Go to settings>Bluetooth on your phone. We tried it with an iPhone and a Samsung Galaxy Note, and both found the headset no problem, and paired without need for a password (which 0000 if it does ask). The Note was able to re-find the headset after dropping out, but the iPhone (which has notoriously dotty bluetooth) needed us to "Forget" the device on re-connection, and then connect again. This added a few extra seconds, but it's definitely something we'd hope the next iPhone improves upon - though Bluetooth is one of those messy, techy solutions that Apple seems to despise.


I found the headset to work well from more than 10 metres away, and through brick walls. After that, it started to break up a bit.


These are in-ear buds, with some noise cancellation. They're a little 'full' in the ear - the 903+ were a bit more pleasant, sitting in the canal and relying on the over-the-ear clip to keep it in place. I've mixed it up with smaller rubber pieces that it came with, but overall it's a little uncomfortable.

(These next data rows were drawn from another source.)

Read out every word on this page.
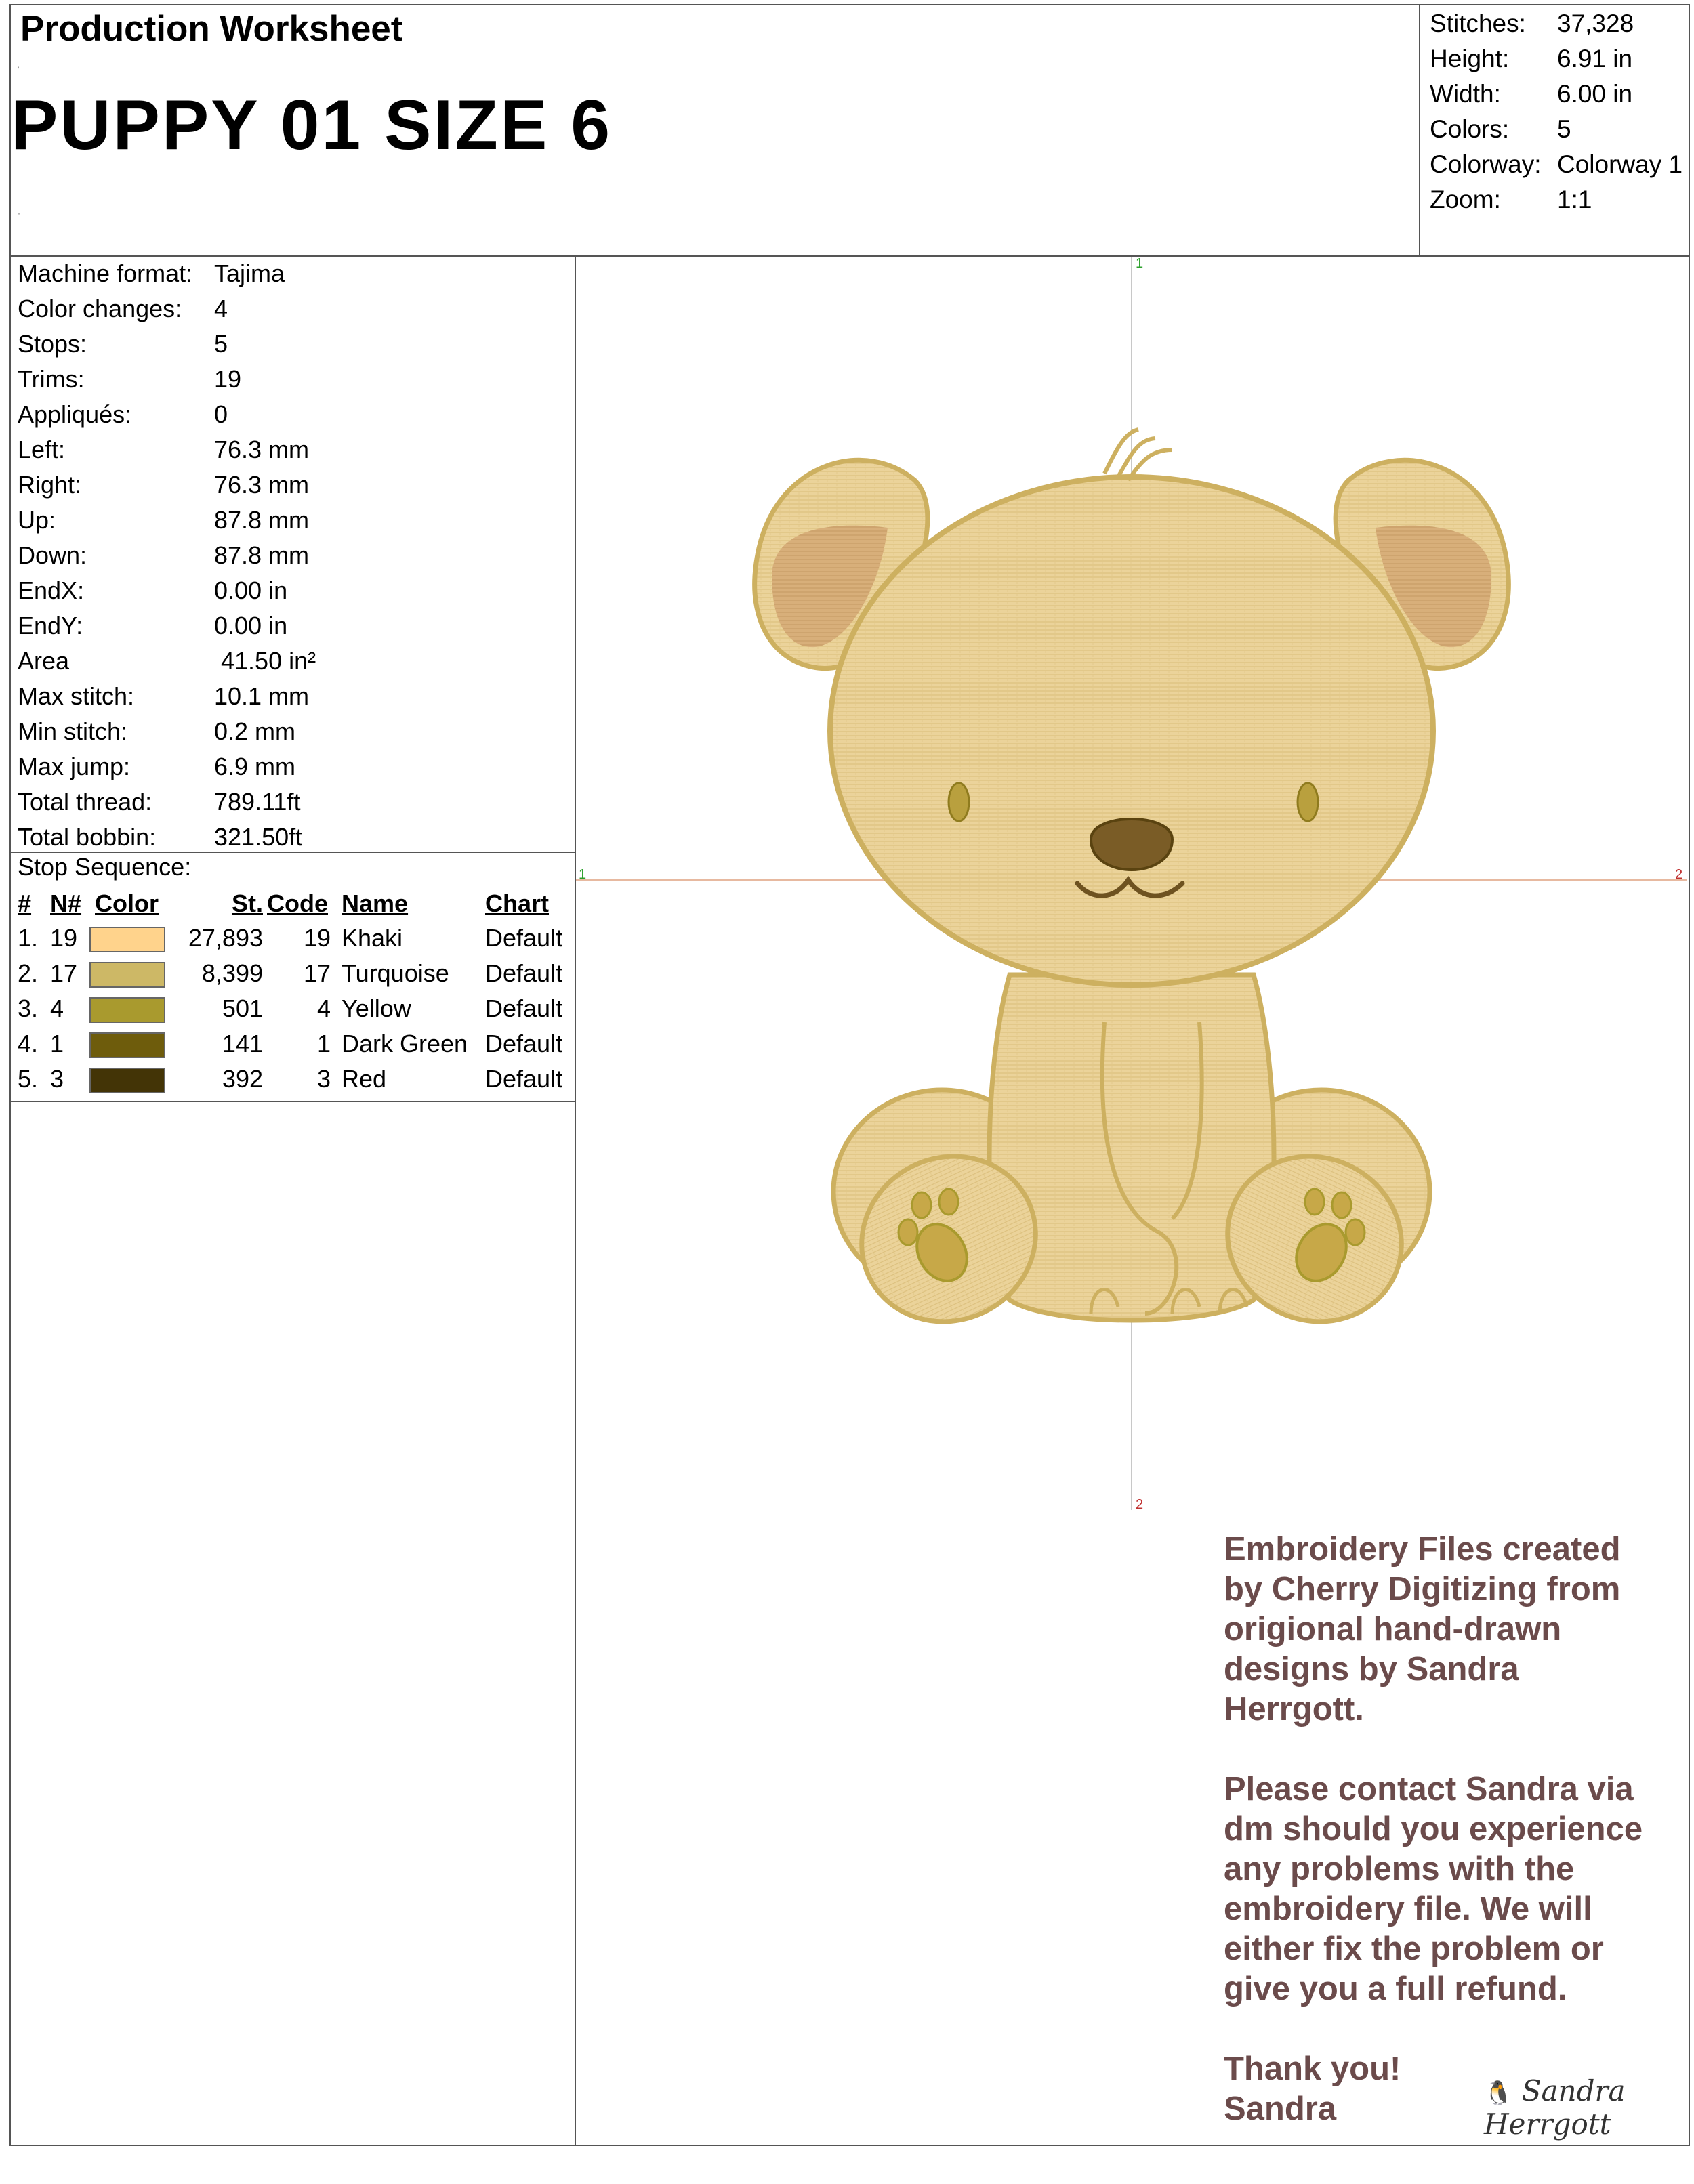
Production Worksheet
'
PUPPY 01 SIZE 6
·
Stitches: 37,328
Height: 6.91 in
Width: 6.00 in
Colors: 5
Colorway: Colorway 1
Zoom: 1:1
Machine format: Tajima
Color changes: 4
Stops:	5
Trims:	19
Appliqués:	0
Left:	76.3 mm
Right:	76.3 mm
Up:	87.8 mm
Down:	87.8 mm
EndX:	0.00 in
EndY:	0.00 in
Area	41.50 in²
Max stitch:	10.1 mm
Min stitch:	0.2 mm
Max jump:	6.9 mm
Total thread:	789.11ft
Total bobbin: 321.50ft
Stop Sequence:
# N# Color	St. Code Name	Chart
1. 19	27,893	19 Khaki	Default
2. 17	8,399	17 Turquoise Default
3. 4	501	4 Yellow	Default
4. 1	141	1 Dark Green Default
5. 3	392	3 Red	Default
1
1	2
2
Embroidery Files created by Cherry Digitizing from origional hand-drawn designs by Sandra Herrgott.
Please contact Sandra via dm should you experience any problems with the embroidery file. We will either fix the problem or give you a full refund.
Thank you!
Sandra	🐧 Sandra Herrgott
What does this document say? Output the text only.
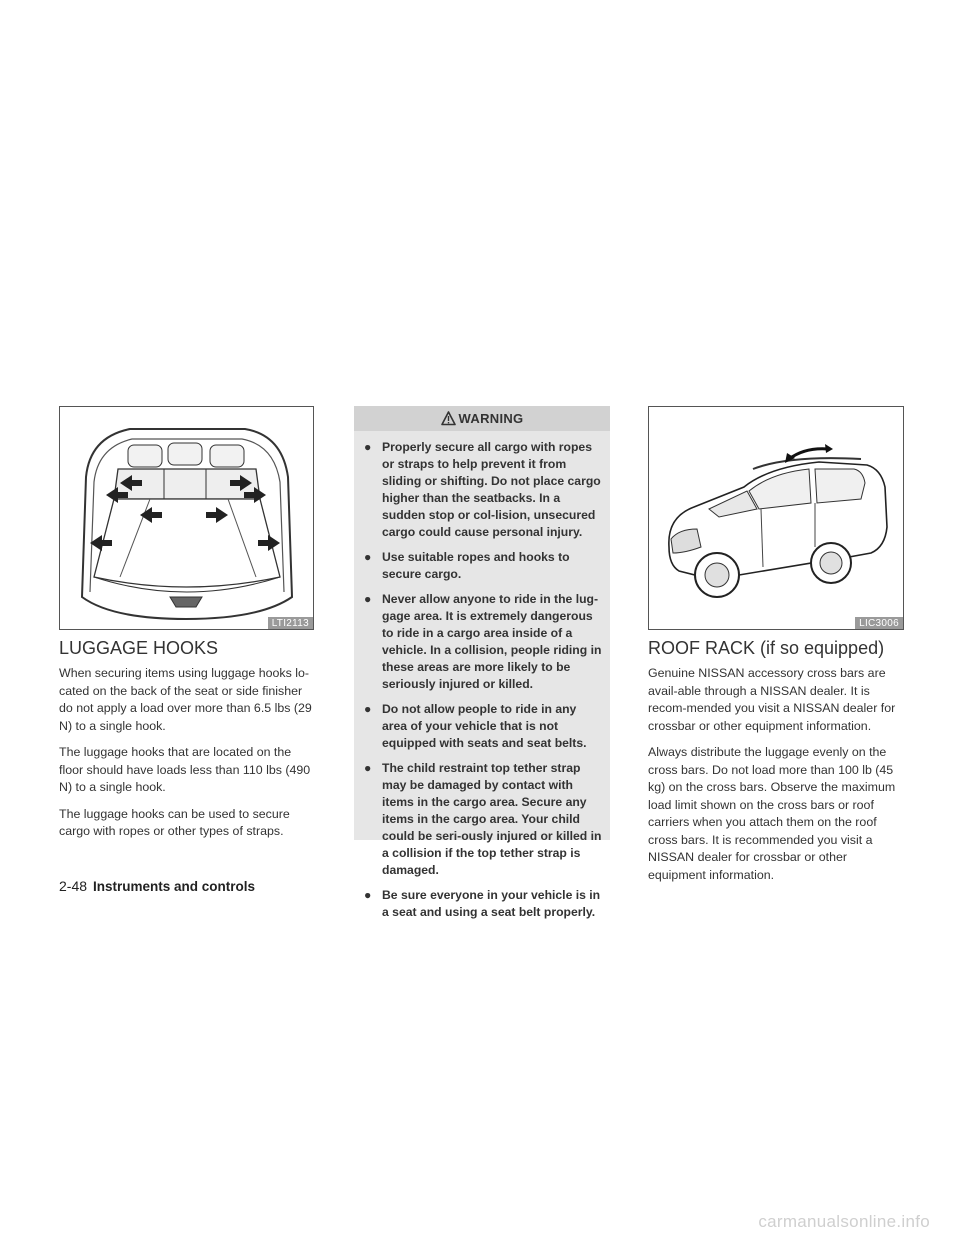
LTI2113
LUGGAGE HOOKS

When securing items using luggage hooks lo-cated on the back of the seat or side finisher do not apply a load over more than 6.5 lbs (29 N) to a single hook.

The luggage hooks that are located on the floor should have loads less than 110 lbs (490 N) to a single hook.

The luggage hooks can be used to secure cargo with ropes or other types of straps.

WARNING
● Properly secure all cargo with ropes or straps to help prevent it from sliding or shifting. Do not place cargo higher than the seatbacks. In a sudden stop or col-lision, unsecured cargo could cause personal injury.
● Use suitable ropes and hooks to secure cargo.
● Never allow anyone to ride in the lug-gage area. It is extremely dangerous to ride in a cargo area inside of a vehicle. In a collision, people riding in these areas are more likely to be seriously injured or killed.
● Do not allow people to ride in any area of your vehicle that is not equipped with seats and seat belts.
● The child restraint top tether strap may be damaged by contact with items in the cargo area. Secure any items in the cargo area. Your child could be seri-ously injured or killed in a collision if the top tether strap is damaged.
● Be sure everyone in your vehicle is in a seat and using a seat belt properly.
LIC3006
ROOF RACK (if so equipped)

Genuine NISSAN accessory cross bars are avail-able through a NISSAN dealer. It is recom-mended you visit a NISSAN dealer for crossbar or other equipment information.

Always distribute the luggage evenly on the cross bars. Do not load more than 100 lb (45 kg) on the cross bars. Observe the maximum load limit shown on the cross bars or roof carriers when you attach them on the roof cross bars. It is recommended you visit a NISSAN dealer for crossbar or other equipment information.

2-48 Instruments and controls
carmanualsonline.info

        backbeat go headphones

           Yeah, note the poufy hair. These things DO stick out a bit


Bluetooth is a good solution for people who need convenience above audio fidelity. That said, the sound on these is pretty good, even for music. Calls are very good, and spoken word (such as podcasts, lectures, radio, etc) are crystal clear. The Go headset is about the only set we've seen that properly fit in the pocket the way a set of wired ear buds would, and for that alone they deserve praise.


Like most niche tech, these can be hard to find. Harvey Norman are the only major retailer that carry them, but it's worth calling your local store to see if they carry stock. Plantronics includes a list of local retailers here in Australia on the website. They go for $100 US, usually around $139 AUD.